Todo esto es muy propio de la condición humana y en realidad no debería tomarnos por sorpresa. El problema es que muchos sicólogos, sociólogos y otros expertos (más recientemente, que yo sepa, un grupo de investigadores de la Universidad de Glasgow, quienes publicaron sus resultados en setiembre del año pasado) han ido advirtiendo con cada vez mayor insistencia que el fenómenos de las redes sociales está contribuyendo a crear una creciente patología en poblaciones vulnerables, especialmente entre los más jóvenes.
Las redes provocan presión y ansiedad en muchas personas, derivadas del sentimiento de necesidad de estar permanentemente disponibles para atender mensajes o responder a las publicaciones de los demás. Pero también pueden afectar sensiblemente la autoestima, al inducir en algunos (sobre todo los niños y adolescentes) una sensación de minusvalía al compararse con sus restantes contactos, quienes –a juzgar por lo que dan a conocer en las redes– viven vidas maravillosas, libres de problemas y decididamente mejores que las suyas. Esto puede crear la idea de que uno es tan solo un triste perdedor, condenado a ver y leer, hasta altas horas de la noche, acerca de lo bien que le va a los demás y a cavilar sobre lo malo de la vida propia. De aquí a la depresión hay tan solo un paso.

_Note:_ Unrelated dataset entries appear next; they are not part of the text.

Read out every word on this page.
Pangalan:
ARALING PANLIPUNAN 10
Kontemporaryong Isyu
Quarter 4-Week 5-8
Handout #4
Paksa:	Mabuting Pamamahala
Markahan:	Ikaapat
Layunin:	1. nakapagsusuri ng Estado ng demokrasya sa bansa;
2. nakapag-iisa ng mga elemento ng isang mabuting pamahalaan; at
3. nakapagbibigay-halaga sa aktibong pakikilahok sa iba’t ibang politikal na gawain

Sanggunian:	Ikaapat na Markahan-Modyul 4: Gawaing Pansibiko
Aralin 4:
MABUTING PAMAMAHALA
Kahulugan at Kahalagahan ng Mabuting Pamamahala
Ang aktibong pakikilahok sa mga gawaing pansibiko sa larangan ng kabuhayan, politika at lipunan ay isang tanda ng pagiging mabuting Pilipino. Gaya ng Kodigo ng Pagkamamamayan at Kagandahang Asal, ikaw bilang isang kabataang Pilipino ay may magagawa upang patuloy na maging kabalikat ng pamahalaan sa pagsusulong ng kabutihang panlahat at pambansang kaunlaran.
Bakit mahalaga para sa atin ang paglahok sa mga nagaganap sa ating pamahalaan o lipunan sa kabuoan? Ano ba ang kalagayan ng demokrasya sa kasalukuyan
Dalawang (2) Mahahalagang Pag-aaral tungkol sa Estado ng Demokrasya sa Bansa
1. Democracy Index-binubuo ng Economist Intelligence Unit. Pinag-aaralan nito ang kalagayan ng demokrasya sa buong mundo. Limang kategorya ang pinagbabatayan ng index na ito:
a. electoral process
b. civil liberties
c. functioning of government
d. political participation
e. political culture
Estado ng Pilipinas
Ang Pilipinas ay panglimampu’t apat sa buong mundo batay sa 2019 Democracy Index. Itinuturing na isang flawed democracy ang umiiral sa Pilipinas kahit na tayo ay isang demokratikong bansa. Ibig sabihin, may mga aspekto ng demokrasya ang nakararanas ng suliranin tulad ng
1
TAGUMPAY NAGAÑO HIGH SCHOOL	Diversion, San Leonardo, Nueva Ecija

Debido a lo anterior, es importante que cada usuario de uno de estos entornos digitales tenga claras las razones por las que acude a ellos y estar atento a los sentimientos que le producen. Por ejemplo, es mala señal que a uno le produzca desconsuelo o rabia que otra persona no atienda o rechace una “solicitud de amistad” en alguna de estas comunidades, así como sentirse herido o vengativo si alguien decide descontinuar una “amistad” previa. Esa clase de reacciones puede a la postre resultar altamente destructiva en un entorno familiar o laboral.
Como tantas otras cosas en la vida, a las redes sociales hay que ir con moderación, recordando que son solo medios y no fines en sí mismas. Ellas son capaces de enriquecernos, por ejemplo, posibilitando el contacto con familiares y amigos con los que, de otro modo, sería difícil o imposible comunicarnos, reforzando así el sentimiento de pertenencia; permitiéndonos acceder a fuentes de conocimiento e ideas nuevas, así como a lo que sucede en el mundo, visto tanto desde la perspectiva tradicional de los medios informativos como de otras personas comunes y corrientes. Pero es crucial tener claro que las redes –y la Internet en general– también están pletóricas de desinformación, verdades a medias y mentiras puras y simples. Nos pintan un mundo que frecuentemente es irreal y que de ninguna manera debería servirnos de parámetro para comparar nuestras vivencias con las de los demás. La comunicación digital nunca puede tener la riqueza de la comunicación personal, pues está intrínsecamente desprovista de los contextos, lenguajes corporales y entonaciones que dotan de contenido a una conversación en el mundo real.
En suma, no le tema a las redes sociales, pero no permita que ellas deformen su percepción del mundo y de sí mismo. Y no permita que le absorban hasta el punto tal de alejarle del contacto cara a cara con sus personas queridas.